If you are interested in research, you may find it helpful to read our section about problems with doing research into complementary and alternative therapies.
You can buy echinacea as capsules to swallow with water, or in liquid form to dilute and drink. Dosages may vary because a variety of different species are used in tinctures, tablets and liquids and so there is no standard dose. Some herbalists say that you shouldn’t take echinacea for longer than 8 weeks because of side effects. But a study in Cardiff in 2012 seemed to show that taking it for up to 4 months is safe.
You can also buy echinacea ointment to help heal skin wounds. Echinacea injections are available in some European countries but not in America.
There are many echinacea products available in health food stores, chemists and over the internet. They may contain different amounts and species of echinacea. In Europe it is important to buy only products that are registered under the Traditional Herbal Remedies (THR) scheme. Remedies that are registered under the scheme have a THR mark and symbol on the packaging. THR products have been tested for quality and safety.
Echinacea is thought to be generally safe to take and serious side effects seem to be rare. The more common side effects of echinacea include
- Feeling sick
- Stomach ache
- Skin reactions (redness, itchiness and swelling) – these are more common in children
Some herbalists say that if you use echinacea for longer than 8 weeks at a time it may damage your liver or suppress your immune system. So they strongly recommend that you don’t take echinacea if you are taking medicines known to affect your liver. If you are taking any other drugs, herbs, or supplements, it is important to check with your doctor before taking echinacea.
There is also the chance of a serious allergic reaction to echinacea but this is very rare.
As echinacea is a herbal product, it won’t necessarily have been thoroughly tested for interactions with foods, drugs or other supplements. This means it is difficult to know for sure how safe it is. It may affect how you absorb drugs and change the way that certain drugs work.
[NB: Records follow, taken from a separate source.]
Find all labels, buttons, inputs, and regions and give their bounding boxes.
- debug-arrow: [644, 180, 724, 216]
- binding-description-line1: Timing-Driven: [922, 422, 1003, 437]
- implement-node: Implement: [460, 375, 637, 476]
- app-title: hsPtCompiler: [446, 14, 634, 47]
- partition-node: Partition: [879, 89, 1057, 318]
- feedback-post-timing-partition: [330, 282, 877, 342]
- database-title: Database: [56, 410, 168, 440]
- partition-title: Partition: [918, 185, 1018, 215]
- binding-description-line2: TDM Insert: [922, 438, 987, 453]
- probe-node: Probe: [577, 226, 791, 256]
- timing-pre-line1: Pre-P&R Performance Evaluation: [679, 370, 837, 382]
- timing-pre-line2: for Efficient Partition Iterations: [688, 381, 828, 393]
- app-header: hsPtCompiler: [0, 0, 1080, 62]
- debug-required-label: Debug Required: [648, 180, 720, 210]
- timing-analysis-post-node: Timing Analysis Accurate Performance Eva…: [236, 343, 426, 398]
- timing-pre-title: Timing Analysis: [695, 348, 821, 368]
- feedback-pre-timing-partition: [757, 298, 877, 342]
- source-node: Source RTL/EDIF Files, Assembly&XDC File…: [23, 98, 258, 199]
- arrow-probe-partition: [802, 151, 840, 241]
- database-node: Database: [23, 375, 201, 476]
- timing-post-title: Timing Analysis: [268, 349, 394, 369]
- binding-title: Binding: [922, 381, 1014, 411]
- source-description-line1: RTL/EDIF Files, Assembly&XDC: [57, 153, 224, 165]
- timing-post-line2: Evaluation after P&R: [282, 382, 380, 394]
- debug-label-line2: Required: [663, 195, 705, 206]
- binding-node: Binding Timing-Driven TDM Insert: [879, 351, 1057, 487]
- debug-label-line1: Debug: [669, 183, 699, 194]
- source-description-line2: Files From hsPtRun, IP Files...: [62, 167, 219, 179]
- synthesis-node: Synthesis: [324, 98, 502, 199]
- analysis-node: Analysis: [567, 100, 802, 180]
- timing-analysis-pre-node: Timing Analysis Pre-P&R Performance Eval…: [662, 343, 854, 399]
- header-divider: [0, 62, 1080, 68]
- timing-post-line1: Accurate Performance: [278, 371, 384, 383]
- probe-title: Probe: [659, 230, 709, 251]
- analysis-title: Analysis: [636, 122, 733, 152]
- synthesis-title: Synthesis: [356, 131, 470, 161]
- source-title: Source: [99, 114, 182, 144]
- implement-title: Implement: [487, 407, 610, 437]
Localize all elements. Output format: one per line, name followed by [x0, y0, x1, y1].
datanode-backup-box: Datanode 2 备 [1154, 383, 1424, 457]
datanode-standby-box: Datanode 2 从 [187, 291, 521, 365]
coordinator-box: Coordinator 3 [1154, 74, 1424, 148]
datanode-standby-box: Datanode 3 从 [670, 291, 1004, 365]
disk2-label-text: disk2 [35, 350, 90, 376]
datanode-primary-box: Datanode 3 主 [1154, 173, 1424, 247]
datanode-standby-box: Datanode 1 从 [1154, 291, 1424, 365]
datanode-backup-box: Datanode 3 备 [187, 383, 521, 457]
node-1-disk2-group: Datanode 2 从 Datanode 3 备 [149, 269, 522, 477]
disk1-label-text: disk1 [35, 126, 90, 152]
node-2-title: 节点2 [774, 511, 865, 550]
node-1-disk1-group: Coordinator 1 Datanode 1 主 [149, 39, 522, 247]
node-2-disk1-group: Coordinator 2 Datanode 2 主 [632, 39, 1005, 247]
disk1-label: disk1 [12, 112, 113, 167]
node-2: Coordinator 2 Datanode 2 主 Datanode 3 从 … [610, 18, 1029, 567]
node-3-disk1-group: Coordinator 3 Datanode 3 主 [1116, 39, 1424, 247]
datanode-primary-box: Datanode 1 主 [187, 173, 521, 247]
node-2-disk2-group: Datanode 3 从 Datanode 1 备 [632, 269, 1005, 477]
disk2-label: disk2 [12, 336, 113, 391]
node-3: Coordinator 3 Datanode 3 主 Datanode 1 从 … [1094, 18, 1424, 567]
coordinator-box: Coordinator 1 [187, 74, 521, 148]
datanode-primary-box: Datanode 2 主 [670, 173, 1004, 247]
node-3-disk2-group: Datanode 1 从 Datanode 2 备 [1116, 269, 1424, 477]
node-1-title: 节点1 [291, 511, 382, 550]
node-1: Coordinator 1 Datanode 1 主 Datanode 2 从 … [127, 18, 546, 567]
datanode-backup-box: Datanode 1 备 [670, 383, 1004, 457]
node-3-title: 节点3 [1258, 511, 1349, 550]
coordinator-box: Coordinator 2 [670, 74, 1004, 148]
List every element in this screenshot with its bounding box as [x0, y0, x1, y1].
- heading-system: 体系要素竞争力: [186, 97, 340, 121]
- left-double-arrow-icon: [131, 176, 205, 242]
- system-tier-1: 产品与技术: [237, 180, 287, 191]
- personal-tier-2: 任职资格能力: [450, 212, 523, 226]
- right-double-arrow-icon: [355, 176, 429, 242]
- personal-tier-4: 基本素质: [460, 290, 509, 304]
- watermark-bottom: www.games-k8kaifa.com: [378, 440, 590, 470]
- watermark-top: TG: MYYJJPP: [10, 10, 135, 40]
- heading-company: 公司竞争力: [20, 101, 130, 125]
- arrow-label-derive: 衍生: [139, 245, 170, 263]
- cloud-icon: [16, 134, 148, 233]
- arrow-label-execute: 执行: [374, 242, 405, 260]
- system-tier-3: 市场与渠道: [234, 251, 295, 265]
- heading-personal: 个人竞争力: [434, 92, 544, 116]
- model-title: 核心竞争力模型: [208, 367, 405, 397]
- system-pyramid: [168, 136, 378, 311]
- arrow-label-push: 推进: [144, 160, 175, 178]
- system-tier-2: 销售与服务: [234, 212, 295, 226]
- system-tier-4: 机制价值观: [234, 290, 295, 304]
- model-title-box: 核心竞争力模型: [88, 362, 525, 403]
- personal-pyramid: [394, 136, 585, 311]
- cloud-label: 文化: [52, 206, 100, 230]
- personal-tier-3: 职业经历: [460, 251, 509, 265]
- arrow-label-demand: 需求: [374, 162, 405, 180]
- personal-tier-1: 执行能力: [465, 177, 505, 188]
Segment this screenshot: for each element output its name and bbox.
It is strongly recommended that you don’t take echinacea if you
- Are pregnant or breastfeeding
- Have a medical condition that affects your immune system, such as an autoimmune disease, HIV or AIDS
- Are taking drugs to suppress your immune system, because it may work against them
- Are under the age of 12 – the medical health regulatory association say there is a risk of allergic reactions such as skin rashes
Pharmacists and doctors sometimes advise people being treated for lymphoma not to take echinacea, because it could interfere with their treatment. It may interfere with how certain chemotherapy drugs work, such as etoposide.
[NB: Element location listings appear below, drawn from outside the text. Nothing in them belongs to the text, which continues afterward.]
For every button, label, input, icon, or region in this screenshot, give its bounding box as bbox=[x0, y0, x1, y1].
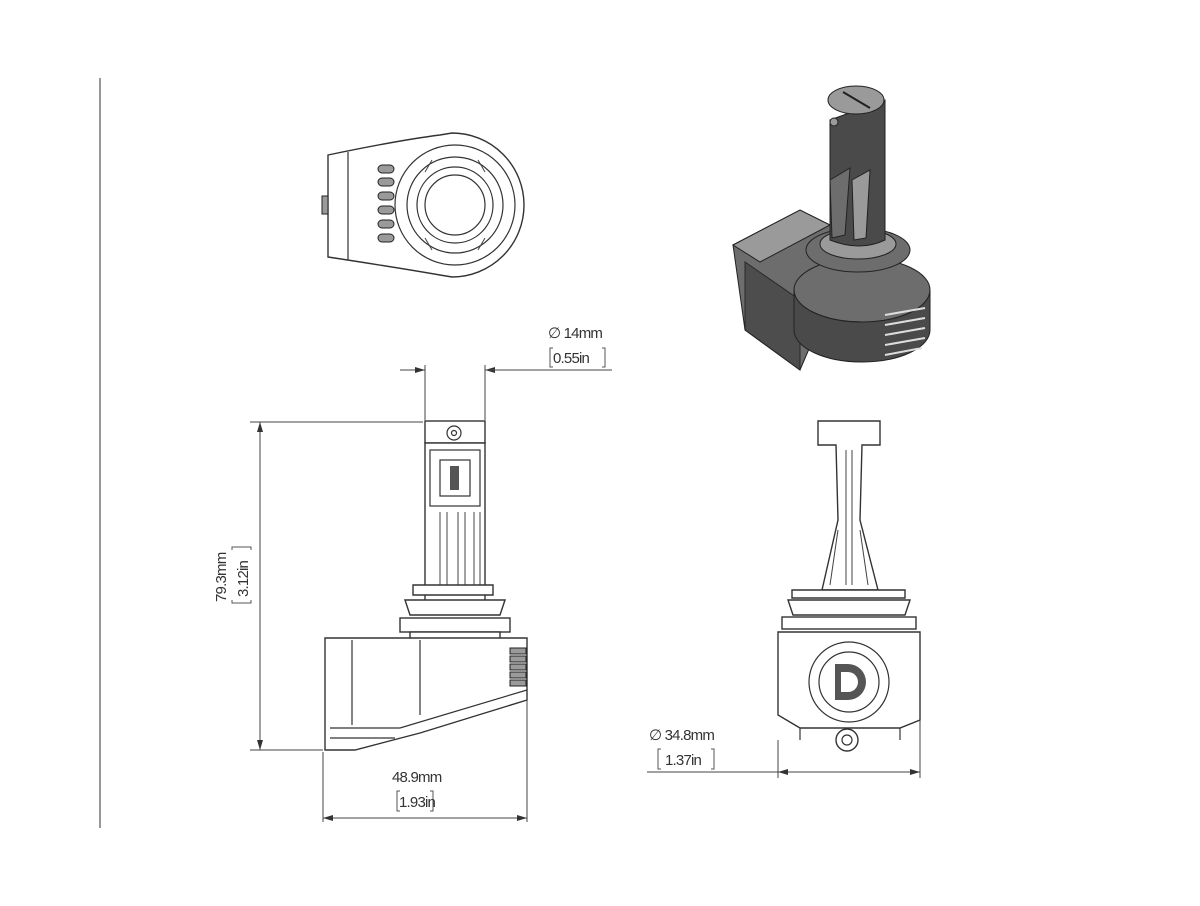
height-in-label: 3.12in bbox=[235, 560, 252, 597]
front-view bbox=[777, 420, 921, 752]
stem-diameter-mm-label: ∅ 14mm bbox=[548, 325, 602, 342]
height-mm-label: 79.3mm bbox=[213, 552, 230, 602]
isometric-view bbox=[731, 85, 931, 371]
dimension-base-diameter: ∅ 34.8mm 1.37in bbox=[647, 720, 921, 778]
dimension-stem-diameter: ∅ 14mm 0.55in bbox=[400, 325, 612, 420]
base-diameter-in-label: 1.37in bbox=[665, 752, 702, 769]
base-diameter-mm-label: ∅ 34.8mm bbox=[649, 727, 714, 744]
side-view bbox=[324, 420, 528, 751]
dimension-height: 79.3mm 3.12in bbox=[213, 421, 423, 751]
dimension-width: 48.9mm 1.93in bbox=[322, 700, 528, 822]
width-mm-label: 48.9mm bbox=[392, 769, 442, 786]
width-in-label: 1.93in bbox=[399, 794, 436, 811]
top-view bbox=[321, 132, 525, 278]
stem-diameter-in-label: 0.55in bbox=[553, 350, 590, 367]
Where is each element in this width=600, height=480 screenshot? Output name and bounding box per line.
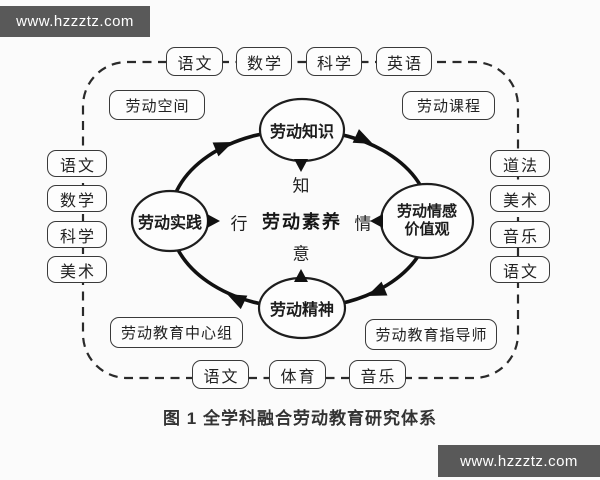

Our advice is to always read the product labels. And if you are taking other drugs, herbs, or supplements, you should check with your doctor about safety.
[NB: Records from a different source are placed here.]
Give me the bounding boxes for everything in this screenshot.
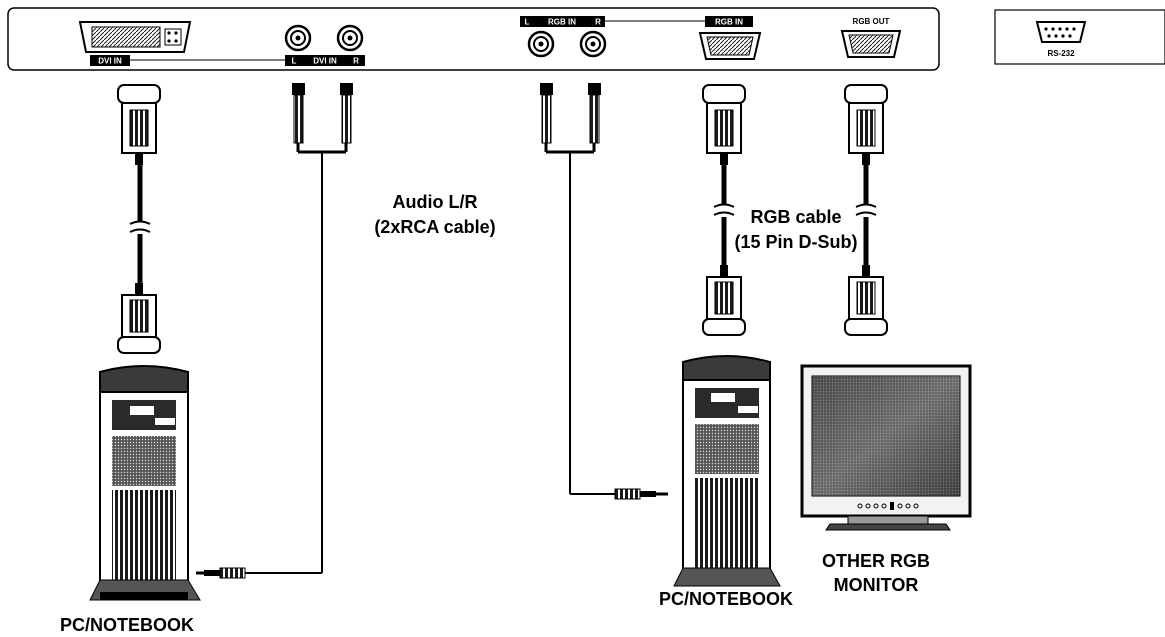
dvi-cable [117,84,161,354]
rgb-audio-middle-label: RGB IN [548,18,576,27]
back-panel: DVI IN L DVI IN R L RGB IN R [7,7,940,71]
rgb-out-cable [844,84,888,336]
rs232-panel: RS-232 [994,9,1165,65]
dvi-audio-left-label: L [292,57,297,66]
pc-tower-left [89,365,201,601]
dvi-audio-middle-label: DVI IN [313,57,337,66]
monitor-label-line1: OTHER RGB [822,551,930,571]
other-rgb-monitor [800,364,972,531]
rgb-cable-subtitle: (15 Pin D-Sub) [734,232,857,252]
rgb-audio-right-label: R [595,18,601,27]
rgb-cable-title: RGB cable [750,207,841,227]
audio-cable-subtitle: (2xRCA cable) [374,217,495,237]
rgb-out-label: RGB OUT [853,17,890,26]
rgb-out-port: RGB OUT [840,17,902,58]
rgb-in-cable [702,84,746,336]
dvi-in-label: DVI IN [98,57,122,66]
rgb-in-label: RGB IN [715,18,743,27]
dvi-audio-right-label: R [353,57,359,66]
rgb-audio-left-label: L [525,18,530,27]
rgb-in-port: RGB IN [698,16,762,60]
rgb-audio-jacks: L RGB IN R [520,16,705,58]
dvi-in-port: DVI IN [78,21,285,66]
pc-right-label: PC/NOTEBOOK [659,589,793,609]
monitor-label-line2: MONITOR [834,575,919,595]
rs232-label: RS-232 [1047,49,1075,58]
audio-cable-title: Audio L/R [393,192,478,212]
pc-left-label: PC/NOTEBOOK [60,615,194,635]
audio-cable-dvi [196,83,353,579]
dvi-audio-jacks: L DVI IN R [284,24,365,66]
audio-cable-rgb [540,83,668,500]
pc-tower-right [673,355,781,587]
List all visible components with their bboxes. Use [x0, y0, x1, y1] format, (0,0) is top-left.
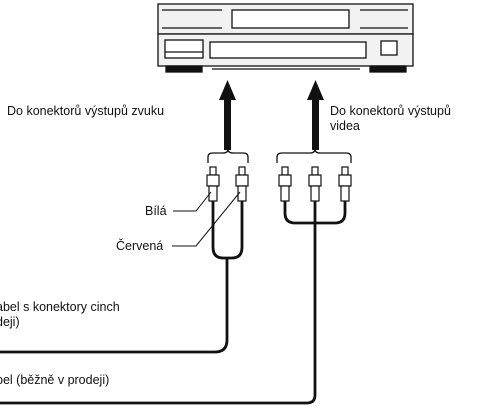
video-device — [157, 3, 414, 73]
audio-cable-label-line1: abel s konektory cinch — [0, 300, 120, 314]
device-disc-tray — [231, 9, 350, 29]
audio-plug-white — [206, 166, 220, 202]
video-cable-label: bel (běžně v prodeji) — [0, 373, 110, 387]
device-foot-left — [165, 65, 203, 73]
video-output-label-line1: Do konektorů výstupů — [330, 104, 451, 118]
device-slot — [209, 41, 367, 59]
video-brace — [276, 148, 352, 163]
device-foot-right — [369, 65, 407, 73]
video-plug-2 — [308, 166, 322, 202]
video-arrow — [307, 80, 324, 150]
video-cable — [0, 201, 347, 405]
audio-output-label: Do konektorů výstupů zvuku — [7, 104, 165, 118]
video-plug-1 — [278, 166, 292, 202]
audio-cable-label-line2: deji) — [0, 315, 20, 329]
audio-brace — [207, 148, 249, 163]
audio-cable — [0, 201, 244, 354]
red-plug-label: Červená — [116, 239, 164, 253]
video-plug-3 — [338, 166, 352, 202]
video-output-label-line2: videa — [330, 119, 360, 133]
device-button — [380, 40, 398, 56]
device-display — [164, 39, 204, 59]
audio-plug-red — [235, 166, 249, 202]
leader-lines — [172, 191, 241, 247]
leader-red — [172, 191, 241, 247]
audio-arrow — [219, 80, 236, 150]
white-plug-label: Bílá — [145, 204, 167, 218]
leader-white — [173, 191, 212, 212]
Always check with your doctor before you start using any type of complementary or alternative therapy. It is very important to find out all you can about the therapy before deciding to use it. We certainly don’t recommend that you replace your conventional cancer treatment with any type of supplement like echinacea. It may be safe to take it alongside your cancer treatment but check with your doctor first to make sure.
Our message is
- Be careful
- Be wary of any websites or people who claim that echinacea can treat or cure your cancer
- Be wary of websites selling echinacea for a very high price
- Make sure you look into the information that is available
- Talk to your cancer doctor before you buy
- You may find it useful to read our section on the safety of herbal products
Echinacea is sold in health food shops, chemists and over the internet. As with many dietary and herbal products the price can vary depending on
- The dose
- The amount you buy
- Where you buy it (health food shops, chemist or online)
- If you buy online the prices vary a lot. For example, for 60 capsules containing 1000mg of echinacea, you can pay anywhere between £2:99 and £10:99.